The classical IHC profile of PCDLBCL-LT includes positivity for MUM1, BCL2, Forkhead box protein P1, immunoglobulin M and weak BCL6, with negativity for CD10, CD30 and CD5. Variations occur, and occasional cases show CD10 or CD5 expression. The Ki-67 index is generally high (>50%).^[3] Our patient showed CD5 positivity and lacked MUM1 and BCL6, underscoring that not all cases follow the textbook profile. BCL2 expression remains useful in distinguishing this entity from primary cutaneous follicle centre lymphoma. This case illustrates that clinicopathological correlation is essential, and rigid reliance on an IHC “checklist” can be misleading.

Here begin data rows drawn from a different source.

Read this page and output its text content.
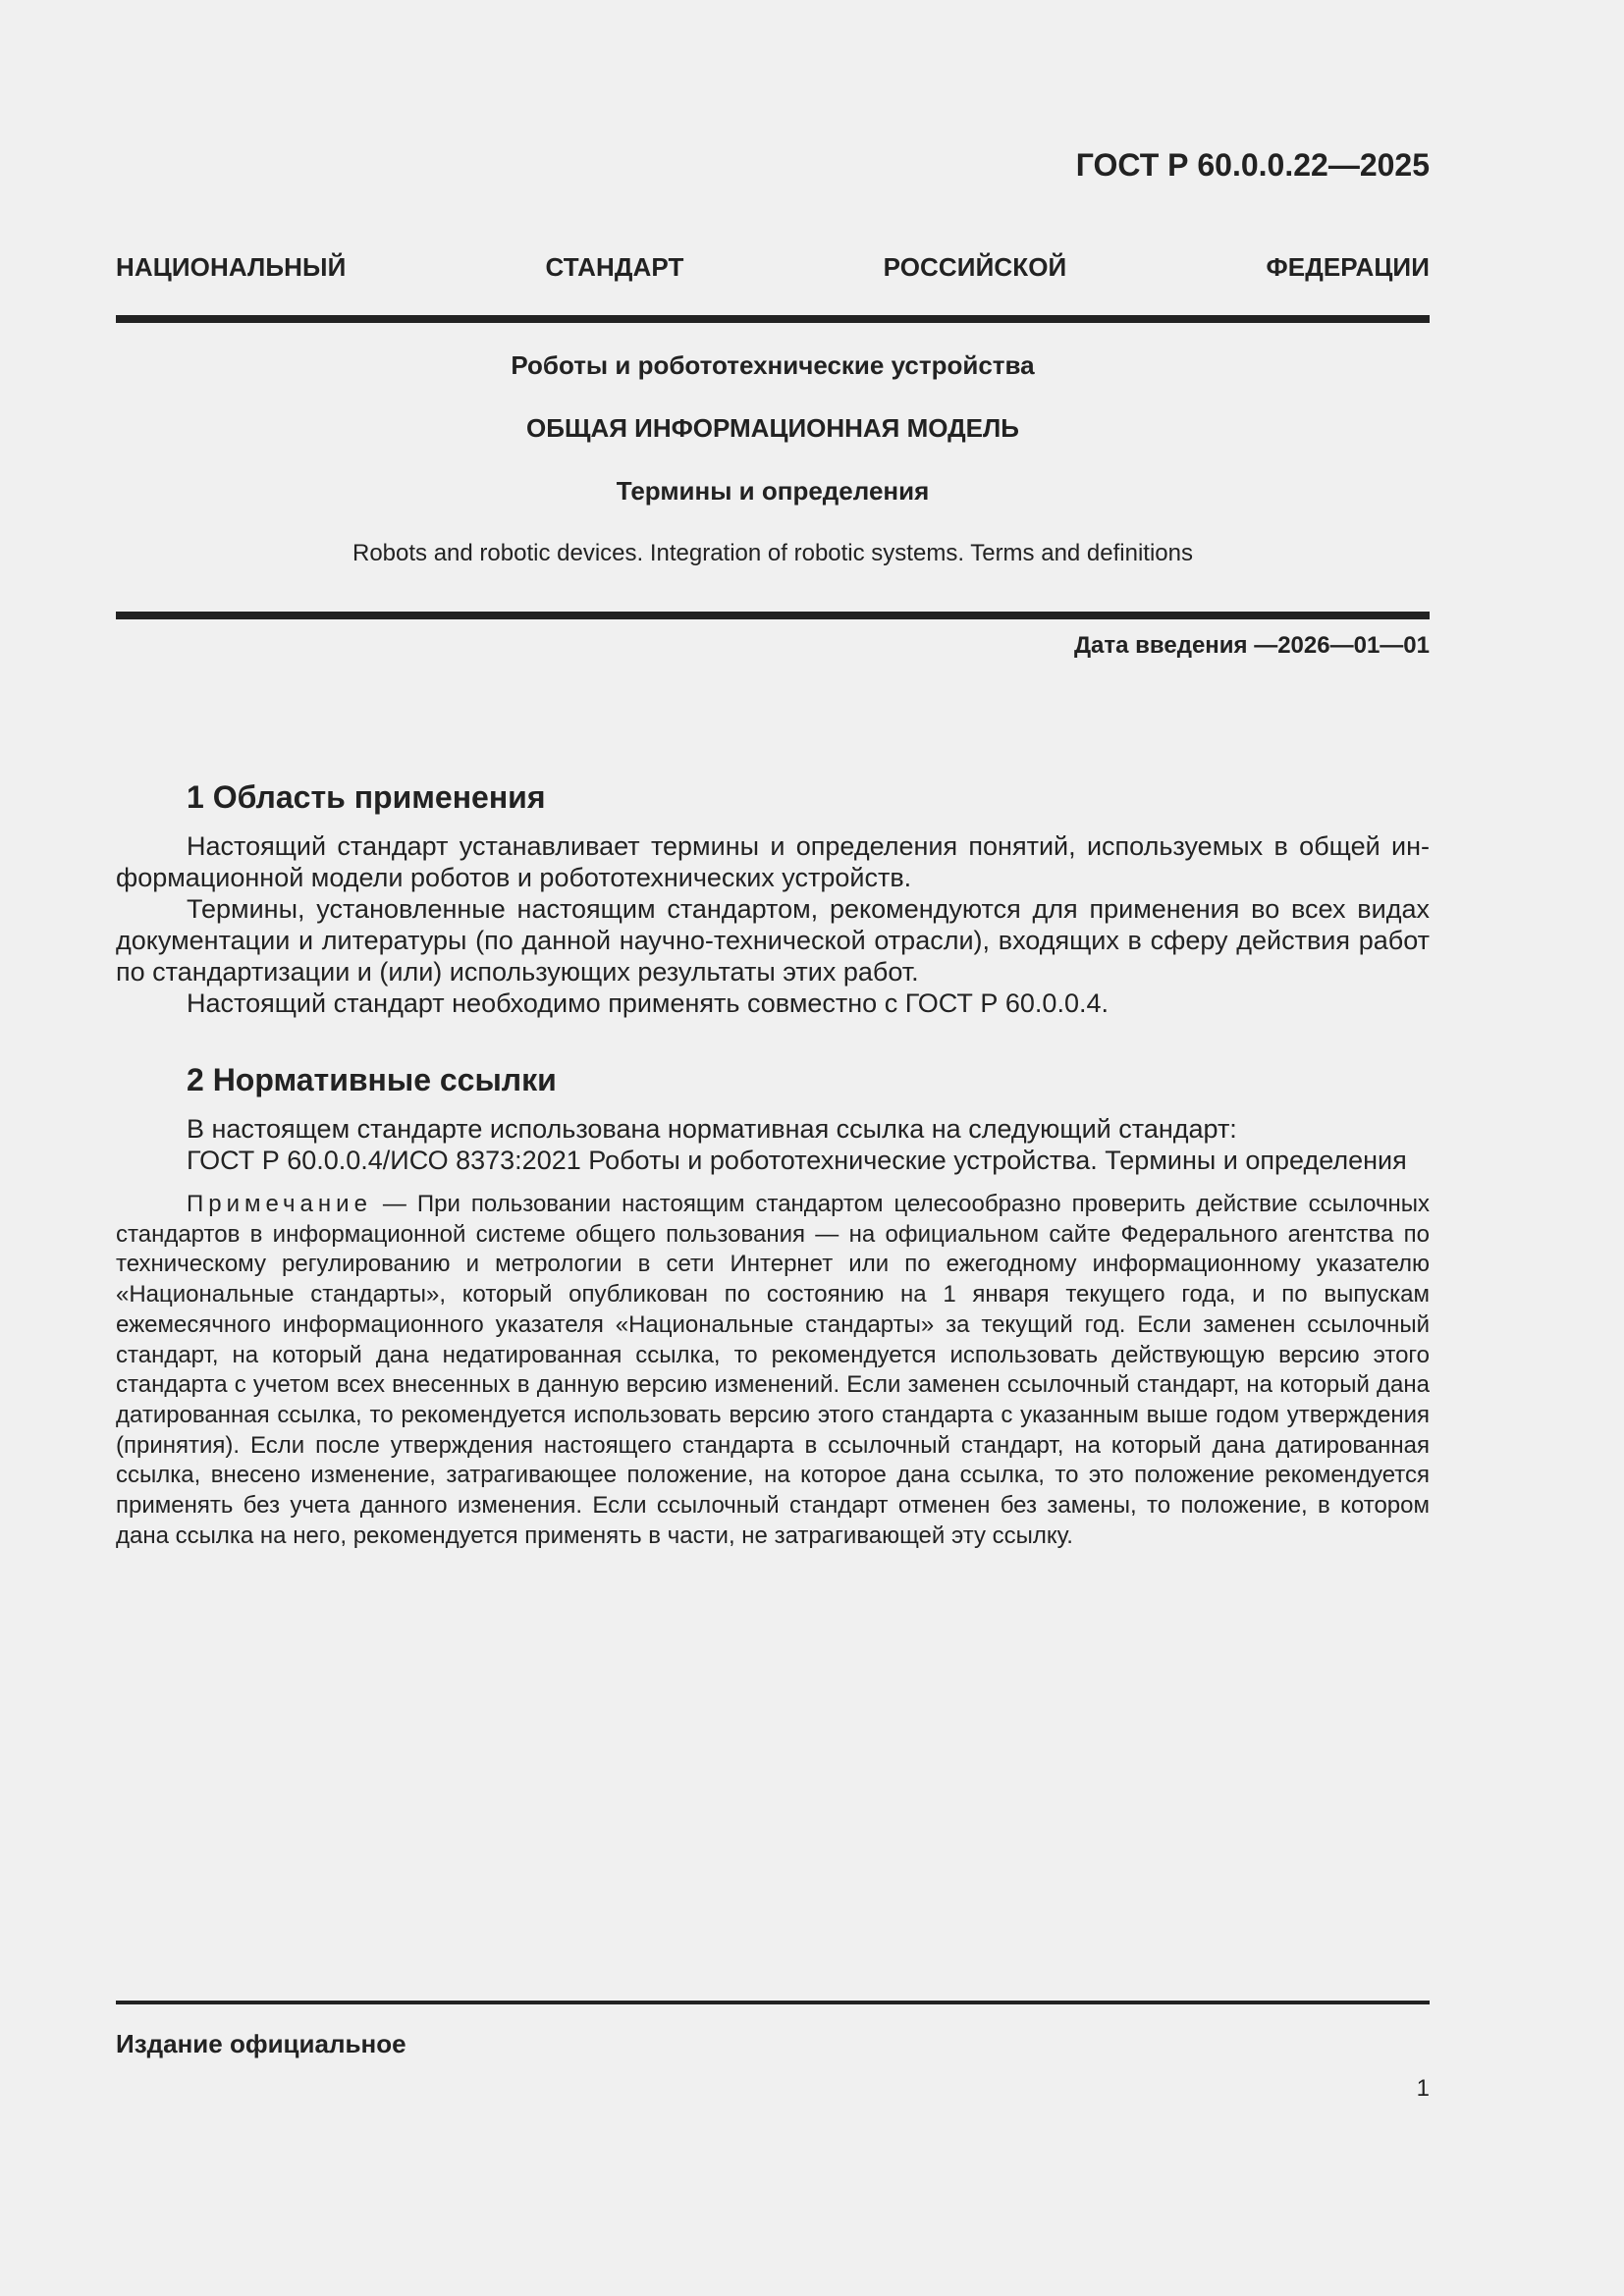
ГОСТ Р 60.0.0.22—2025
НАЦИОНАЛЬНЫЙ СТАНДАРТ РОССИЙСКОЙ ФЕДЕРАЦИИ

Роботы и робототехнические устройства

ОБЩАЯ ИНФОРМАЦИОННАЯ МОДЕЛЬ

Термины и определения

Robots and robotic devices. Integration of robotic systems. Terms and definitions

Дата введения —2026—01—01
1 Область применения

Настоящий стандарт устанавливает термины и определения понятий, используемых в общей информационной модели роботов и робототехнических устройств.

Термины, установленные настоящим стандартом, рекомендуются для применения во всех видах документации и литературы (по данной научно-технической отрасли), входящих в сферу действия работ по стандартизации и (или) использующих результаты этих работ.

Настоящий стандарт необходимо применять совместно с ГОСТ Р 60.0.0.4.

2 Нормативные ссылки

В настоящем стандарте использована нормативная ссылка на следующий стандарт:

ГОСТ Р 60.0.0.4/ИСО 8373:2021 Роботы и робототехнические устройства. Термины и определения

Примечание — При пользовании настоящим стандартом целесообразно проверить действие ссылочных стандартов в информационной системе общего пользования — на официальном сайте Федерального агентства по техническому регулированию и метрологии в сети Интернет или по ежегодному информационному указателю «Национальные стандарты», который опубликован по состоянию на 1 января текущего года, и по выпускам ежемесячного информационного указателя «Национальные стандарты» за текущий год. Если заменен ссылочный стандарт, на который дана недатированная ссылка, то рекомендуется использовать действующую версию этого стандарта с учетом всех внесенных в данную версию изменений. Если заменен ссылочный стандарт, на который дана датированная ссылка, то рекомендуется использовать версию этого стандарта с указанным выше годом утверждения (принятия). Если после утверждения настоящего стандарта в ссылочный стандарт, на который дана датированная ссылка, внесено изменение, затрагивающее положение, на которое дана ссылка, то это положение рекомендуется применять без учета данного изменения. Если ссылочный стандарт отменен без замены, то положение, в котором дана ссылка на него, рекомендуется применять в части, не затрагивающей эту ссылку.

Издание официальное
1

Staging requires exclusion of systemic spread through imaging and bone marrow assessment, and classification depends on nodal involvement above and below the diaphragm, extranodal extension and the presence or absence of B-symptoms.^[4] The present case was stage III E A, denoting bilateral nodal disease, local extranodal spread and absence of constitutional symptoms.

The R-CHOP regimen is widely accepted for both nodal DLBCL and PCDLBCL-LT, often with adjunct radiotherapy in localised disease.^[5] Most primary cutaneous BCL2s have an indolent course, but PCDLBCL-LT remains an aggressive variant in which early diagnosis and treatment are vital.

This case highlights the importance of recognising atypical presentations of PCDLBCL-LT, particularly in younger patients, to avoid diagnostic delays. A tailored approach integrating histopathology, immunophenotyping and imaging ensures accurate staging and effective management.